Anyone with symptoms suggestive of COVID-19
Close contacts of known positive cases, regardless of symptoms
Persons who live in or have regular contact with high-risk settings (e.g., long-term care facility, homeless shelter, correctional facility, migrant farmworker camp)
Persons who are at high risk of severe illness (e.g., people over 65 years of age, people of any age with underlying health conditions)
Persons who come from historically marginalized populations
Health care workers or first responders (e.g., EMS, law enforcement, fire department, military)
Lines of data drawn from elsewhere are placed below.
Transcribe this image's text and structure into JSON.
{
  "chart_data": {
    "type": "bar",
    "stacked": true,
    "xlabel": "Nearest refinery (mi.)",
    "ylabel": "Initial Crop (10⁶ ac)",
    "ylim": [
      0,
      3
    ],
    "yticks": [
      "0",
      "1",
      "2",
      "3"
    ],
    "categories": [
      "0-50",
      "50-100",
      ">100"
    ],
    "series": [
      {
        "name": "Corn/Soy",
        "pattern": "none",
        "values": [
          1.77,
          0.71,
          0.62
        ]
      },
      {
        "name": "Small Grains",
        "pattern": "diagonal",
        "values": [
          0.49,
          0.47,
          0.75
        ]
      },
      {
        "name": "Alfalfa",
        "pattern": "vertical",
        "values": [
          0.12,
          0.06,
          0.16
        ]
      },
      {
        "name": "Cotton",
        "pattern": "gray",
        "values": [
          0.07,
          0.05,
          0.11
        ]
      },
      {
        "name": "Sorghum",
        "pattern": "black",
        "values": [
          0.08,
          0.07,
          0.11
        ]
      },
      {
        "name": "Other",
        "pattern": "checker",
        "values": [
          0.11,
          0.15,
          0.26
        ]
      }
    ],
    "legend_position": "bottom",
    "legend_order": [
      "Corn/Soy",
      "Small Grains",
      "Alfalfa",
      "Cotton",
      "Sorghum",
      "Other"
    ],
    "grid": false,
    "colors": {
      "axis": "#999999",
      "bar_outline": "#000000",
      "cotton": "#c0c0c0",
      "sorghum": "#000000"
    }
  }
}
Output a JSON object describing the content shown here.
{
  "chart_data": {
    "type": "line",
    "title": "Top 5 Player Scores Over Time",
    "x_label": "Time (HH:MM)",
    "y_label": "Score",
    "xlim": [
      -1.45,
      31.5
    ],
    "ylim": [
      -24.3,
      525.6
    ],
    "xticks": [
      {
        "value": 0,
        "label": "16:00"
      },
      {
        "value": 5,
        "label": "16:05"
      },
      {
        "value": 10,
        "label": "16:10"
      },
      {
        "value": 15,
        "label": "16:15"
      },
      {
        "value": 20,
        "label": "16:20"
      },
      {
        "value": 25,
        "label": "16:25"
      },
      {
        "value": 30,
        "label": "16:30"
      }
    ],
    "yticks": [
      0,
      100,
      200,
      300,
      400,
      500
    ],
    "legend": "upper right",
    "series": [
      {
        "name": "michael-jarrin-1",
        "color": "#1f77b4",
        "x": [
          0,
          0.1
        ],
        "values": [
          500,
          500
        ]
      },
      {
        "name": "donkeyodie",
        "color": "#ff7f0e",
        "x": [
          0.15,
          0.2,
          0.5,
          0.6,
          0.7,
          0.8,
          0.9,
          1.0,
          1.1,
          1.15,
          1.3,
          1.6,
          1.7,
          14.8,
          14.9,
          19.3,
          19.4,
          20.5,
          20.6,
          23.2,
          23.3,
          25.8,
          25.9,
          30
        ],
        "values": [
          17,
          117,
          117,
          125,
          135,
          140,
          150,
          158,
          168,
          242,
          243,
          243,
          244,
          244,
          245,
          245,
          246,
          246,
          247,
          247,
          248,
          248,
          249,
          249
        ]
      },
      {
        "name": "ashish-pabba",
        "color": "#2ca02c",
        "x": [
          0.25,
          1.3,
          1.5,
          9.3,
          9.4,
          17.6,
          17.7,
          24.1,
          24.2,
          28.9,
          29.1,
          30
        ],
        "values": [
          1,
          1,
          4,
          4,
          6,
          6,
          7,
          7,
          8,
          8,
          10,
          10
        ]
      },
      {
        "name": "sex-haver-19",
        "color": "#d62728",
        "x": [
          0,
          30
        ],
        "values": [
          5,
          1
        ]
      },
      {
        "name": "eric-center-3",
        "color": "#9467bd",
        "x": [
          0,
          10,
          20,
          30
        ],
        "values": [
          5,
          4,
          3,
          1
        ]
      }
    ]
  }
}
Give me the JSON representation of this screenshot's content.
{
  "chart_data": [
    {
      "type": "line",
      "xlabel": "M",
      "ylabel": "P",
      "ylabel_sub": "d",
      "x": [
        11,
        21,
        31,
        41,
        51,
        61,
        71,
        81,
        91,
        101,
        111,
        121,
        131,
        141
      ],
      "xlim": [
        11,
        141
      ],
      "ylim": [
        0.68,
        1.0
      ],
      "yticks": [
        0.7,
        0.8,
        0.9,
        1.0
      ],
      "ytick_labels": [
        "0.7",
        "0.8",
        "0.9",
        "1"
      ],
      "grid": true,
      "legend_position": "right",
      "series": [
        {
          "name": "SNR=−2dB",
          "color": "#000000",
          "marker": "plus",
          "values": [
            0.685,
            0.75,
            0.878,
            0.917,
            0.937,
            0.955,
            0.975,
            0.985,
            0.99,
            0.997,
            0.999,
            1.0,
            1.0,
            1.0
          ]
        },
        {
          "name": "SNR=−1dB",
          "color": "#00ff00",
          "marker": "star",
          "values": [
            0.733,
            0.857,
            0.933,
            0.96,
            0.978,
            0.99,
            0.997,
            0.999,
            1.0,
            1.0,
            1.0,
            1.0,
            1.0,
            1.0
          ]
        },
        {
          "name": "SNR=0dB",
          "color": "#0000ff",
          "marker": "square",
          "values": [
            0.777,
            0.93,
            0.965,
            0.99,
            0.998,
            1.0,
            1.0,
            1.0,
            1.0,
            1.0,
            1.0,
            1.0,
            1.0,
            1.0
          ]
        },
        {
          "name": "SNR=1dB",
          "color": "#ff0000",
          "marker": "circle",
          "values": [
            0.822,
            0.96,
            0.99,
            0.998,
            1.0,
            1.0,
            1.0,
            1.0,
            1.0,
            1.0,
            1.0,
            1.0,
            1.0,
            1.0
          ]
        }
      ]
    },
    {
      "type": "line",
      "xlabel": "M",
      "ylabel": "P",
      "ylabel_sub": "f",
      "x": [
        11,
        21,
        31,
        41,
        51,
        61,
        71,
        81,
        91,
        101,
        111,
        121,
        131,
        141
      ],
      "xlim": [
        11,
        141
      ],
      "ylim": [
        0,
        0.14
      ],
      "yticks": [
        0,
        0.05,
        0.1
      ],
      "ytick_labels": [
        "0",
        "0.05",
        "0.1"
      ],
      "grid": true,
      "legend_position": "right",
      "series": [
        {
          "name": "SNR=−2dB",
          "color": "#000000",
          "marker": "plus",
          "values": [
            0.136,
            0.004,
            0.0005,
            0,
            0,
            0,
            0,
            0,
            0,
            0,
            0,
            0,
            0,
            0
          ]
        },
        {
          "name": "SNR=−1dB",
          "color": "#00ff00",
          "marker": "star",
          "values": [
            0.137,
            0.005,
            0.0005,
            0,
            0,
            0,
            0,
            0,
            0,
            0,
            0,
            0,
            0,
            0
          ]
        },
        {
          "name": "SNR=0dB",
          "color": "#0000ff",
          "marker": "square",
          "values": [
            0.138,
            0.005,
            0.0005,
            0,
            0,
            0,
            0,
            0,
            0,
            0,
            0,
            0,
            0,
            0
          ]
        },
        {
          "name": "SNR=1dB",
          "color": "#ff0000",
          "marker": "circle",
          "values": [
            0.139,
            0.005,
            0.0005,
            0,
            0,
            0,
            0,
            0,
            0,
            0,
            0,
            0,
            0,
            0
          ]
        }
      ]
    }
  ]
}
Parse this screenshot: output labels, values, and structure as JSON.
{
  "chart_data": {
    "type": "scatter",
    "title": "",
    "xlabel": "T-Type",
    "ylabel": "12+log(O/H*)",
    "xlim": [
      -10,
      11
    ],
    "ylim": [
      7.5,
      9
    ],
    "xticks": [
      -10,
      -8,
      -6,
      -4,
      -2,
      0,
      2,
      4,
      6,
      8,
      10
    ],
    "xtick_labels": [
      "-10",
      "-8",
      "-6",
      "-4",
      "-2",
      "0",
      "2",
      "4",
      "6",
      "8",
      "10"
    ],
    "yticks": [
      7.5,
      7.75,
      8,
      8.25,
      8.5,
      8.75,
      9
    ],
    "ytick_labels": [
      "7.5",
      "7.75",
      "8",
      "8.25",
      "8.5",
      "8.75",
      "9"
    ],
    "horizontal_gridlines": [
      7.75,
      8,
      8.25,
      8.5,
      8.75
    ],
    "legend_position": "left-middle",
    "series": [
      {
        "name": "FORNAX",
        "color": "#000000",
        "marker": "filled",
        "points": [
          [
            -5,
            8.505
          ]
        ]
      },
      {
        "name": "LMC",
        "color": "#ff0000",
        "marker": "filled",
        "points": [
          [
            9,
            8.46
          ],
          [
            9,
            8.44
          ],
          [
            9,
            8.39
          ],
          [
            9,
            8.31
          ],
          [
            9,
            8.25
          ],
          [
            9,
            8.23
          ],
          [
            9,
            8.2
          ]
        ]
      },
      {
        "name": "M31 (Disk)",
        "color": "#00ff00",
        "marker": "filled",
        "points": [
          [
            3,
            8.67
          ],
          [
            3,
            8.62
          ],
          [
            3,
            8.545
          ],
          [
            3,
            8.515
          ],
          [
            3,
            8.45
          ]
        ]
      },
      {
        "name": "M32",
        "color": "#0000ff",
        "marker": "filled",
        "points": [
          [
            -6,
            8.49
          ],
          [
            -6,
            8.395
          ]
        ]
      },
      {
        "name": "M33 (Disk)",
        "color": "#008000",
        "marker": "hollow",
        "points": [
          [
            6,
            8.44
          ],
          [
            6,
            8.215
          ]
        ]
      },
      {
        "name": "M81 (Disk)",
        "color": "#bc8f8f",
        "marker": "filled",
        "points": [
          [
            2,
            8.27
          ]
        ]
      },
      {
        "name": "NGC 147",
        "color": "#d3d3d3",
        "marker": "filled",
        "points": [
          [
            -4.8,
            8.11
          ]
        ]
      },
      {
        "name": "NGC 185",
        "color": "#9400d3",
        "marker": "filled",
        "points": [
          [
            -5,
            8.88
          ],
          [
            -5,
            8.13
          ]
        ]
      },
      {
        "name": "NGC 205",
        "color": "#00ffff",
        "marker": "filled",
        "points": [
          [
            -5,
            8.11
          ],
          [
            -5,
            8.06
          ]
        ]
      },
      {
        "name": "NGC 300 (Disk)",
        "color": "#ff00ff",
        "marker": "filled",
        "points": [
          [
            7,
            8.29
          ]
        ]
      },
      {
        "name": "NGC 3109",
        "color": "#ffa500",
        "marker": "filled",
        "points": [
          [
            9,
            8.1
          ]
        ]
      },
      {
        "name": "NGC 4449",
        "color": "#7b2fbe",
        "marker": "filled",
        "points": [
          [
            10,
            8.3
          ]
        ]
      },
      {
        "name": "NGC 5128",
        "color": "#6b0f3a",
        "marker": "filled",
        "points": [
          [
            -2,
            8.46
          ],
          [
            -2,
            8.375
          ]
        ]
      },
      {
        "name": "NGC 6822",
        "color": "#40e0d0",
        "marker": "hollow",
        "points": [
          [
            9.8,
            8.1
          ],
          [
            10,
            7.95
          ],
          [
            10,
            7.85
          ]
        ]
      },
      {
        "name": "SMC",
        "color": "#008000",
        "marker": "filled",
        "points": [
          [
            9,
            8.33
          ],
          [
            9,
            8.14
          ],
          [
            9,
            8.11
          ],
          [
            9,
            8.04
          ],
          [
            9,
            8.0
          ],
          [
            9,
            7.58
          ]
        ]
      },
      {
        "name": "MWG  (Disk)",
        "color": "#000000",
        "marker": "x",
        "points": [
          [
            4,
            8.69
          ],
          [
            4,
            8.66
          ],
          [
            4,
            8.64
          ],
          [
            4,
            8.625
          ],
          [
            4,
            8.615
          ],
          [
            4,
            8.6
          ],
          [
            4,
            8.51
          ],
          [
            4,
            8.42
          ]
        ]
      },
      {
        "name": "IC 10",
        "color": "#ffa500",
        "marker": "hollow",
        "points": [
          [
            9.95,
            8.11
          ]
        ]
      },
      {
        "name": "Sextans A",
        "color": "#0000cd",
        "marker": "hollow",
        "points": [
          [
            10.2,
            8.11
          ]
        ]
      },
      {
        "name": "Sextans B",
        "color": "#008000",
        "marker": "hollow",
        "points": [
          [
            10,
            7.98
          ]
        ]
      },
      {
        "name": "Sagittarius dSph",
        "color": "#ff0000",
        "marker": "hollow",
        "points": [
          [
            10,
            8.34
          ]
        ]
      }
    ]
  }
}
Front-line and essential workers (grocery store clerks, gas station attendants, etc.) in settings where social distancing is challenging to maintain
Cape Fear Valley Health announced as soon as next week it’ll begin to use remdesivir, an antiviral drug recently approved for emergency use in adults and children with severe infections, to treat patients that meet certain criteria. Early studies have shown it helps some patients recover from COVID-19 faster.
Quick Hits
Retail spending and factory outputs were down dramatically due to COVID-19. The Wall Street Journal noted the declines were “at the fastest pace in decades.”
“Retail sales, a measure of purchases at stores, at restaurants and online, fell in April by a seasonally adjusted 16.4% from a month earlier, the biggest drop since record-keeping began in the early 1990s, the Commerce Department said Friday. The Federal Reserve separately said manufacturing output fell by 13.7% in April, its largest monthly decline in records dating to 1919.”
“Germany’s gross domestic product shrank by 8.6% in the first quarter on an annualized basis. Since fourth-quarter figures were revised to show a small contraction, Friday’s data indicates that Germany is now in recession.”